En este sentido los tests miden la habilidad intelectual pero suelen dejar fuera otros terrenos donde la inteligencia se manifiesta (como las relaciones humanas). Muy en boga está el concepto de inteligencia emocional, respuesta a la tendencia estadística y lógica para medir el coeficiente intelectual. En este sentido un hombre con una lógica muy avanzada puede no ser superior a un hombre menos hábil pero con un mayor sentido práctico en materias humanas. La infelicidad merodea al intelectual mientras el silvestre pasea a gusto. Lo dijo Cioran: “el creyente es feliz, el que duda es sabio”. Así que darle muchas vueltas al asunto puede llevarnos a la sabiduría por el camino del dolor, en tanto que otros grandes filósofos, como Rigoberto Tovar encuentran en sencillas teorías la llave de la felicidad: “naco es chido”, dijo Rigo y pa’qué hacerse bolas, si es la mera verdad.

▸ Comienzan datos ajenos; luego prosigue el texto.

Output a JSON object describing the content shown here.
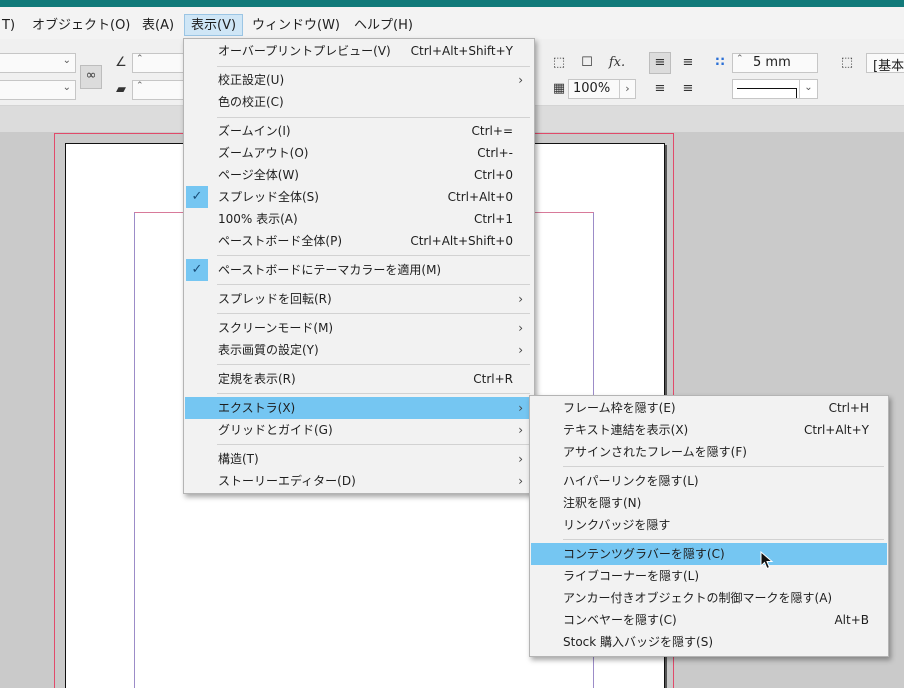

En cuanto a la inteligencia, analizada exhaustivamente, cercada por múltiples teorías, queda, para mí, al menos un punto de acuerdo: el inteligente inventa y equilibra, crea armonías, trabaja, como los músicos, con sonoridades simultáneas. En palabras, actos, construcciones, la mente ordena y emula, en cierto modo, el fluir de la naturaleza. La armonía (como la música de las esferas de Pitágoras) se ubica con el fluir cíclico del mundo y está relacionada con una categoría estética: la belleza. Si la inteligencia es una herramienta para sobrevivir ¿No sería razonable pensar que la belleza y la armonía están justo en el centro de este vital proceso? Considerando este factor, valdría la pena ahondar en el estudio del enlace entre inteligencia y armonía como base para una experiencia totalizadora de la existencia.
Porque, después de todo y citando a Luis Rius, “no se puede vivir como si la belleza no existiera”. Dependiendo del contexto. La inteligencia buscará su jardín en una sinfonía, en la ciencia, en un poema o en una chilena de Hugo. De Maradona a Mozart, del naco al fino, la inteligencia es la única redención, el puerto de llegada del verdadero ser humano.
PARPADEO FINAL
Es Sodoma y Gomorra: Los gatos copulan toda la noche trepados en un enorme árbol de limón justo a un lado de mi habitación. Noches de soledad donde el barullo cachondo y pesadillesco de los felinos se interrumpe por la ocasional caída de los limones. El caso es que llueve pasión y limonazos y aquí su menso sigue sin dormir. Pero es que no hallo refugio en ningún lado, de a tiro.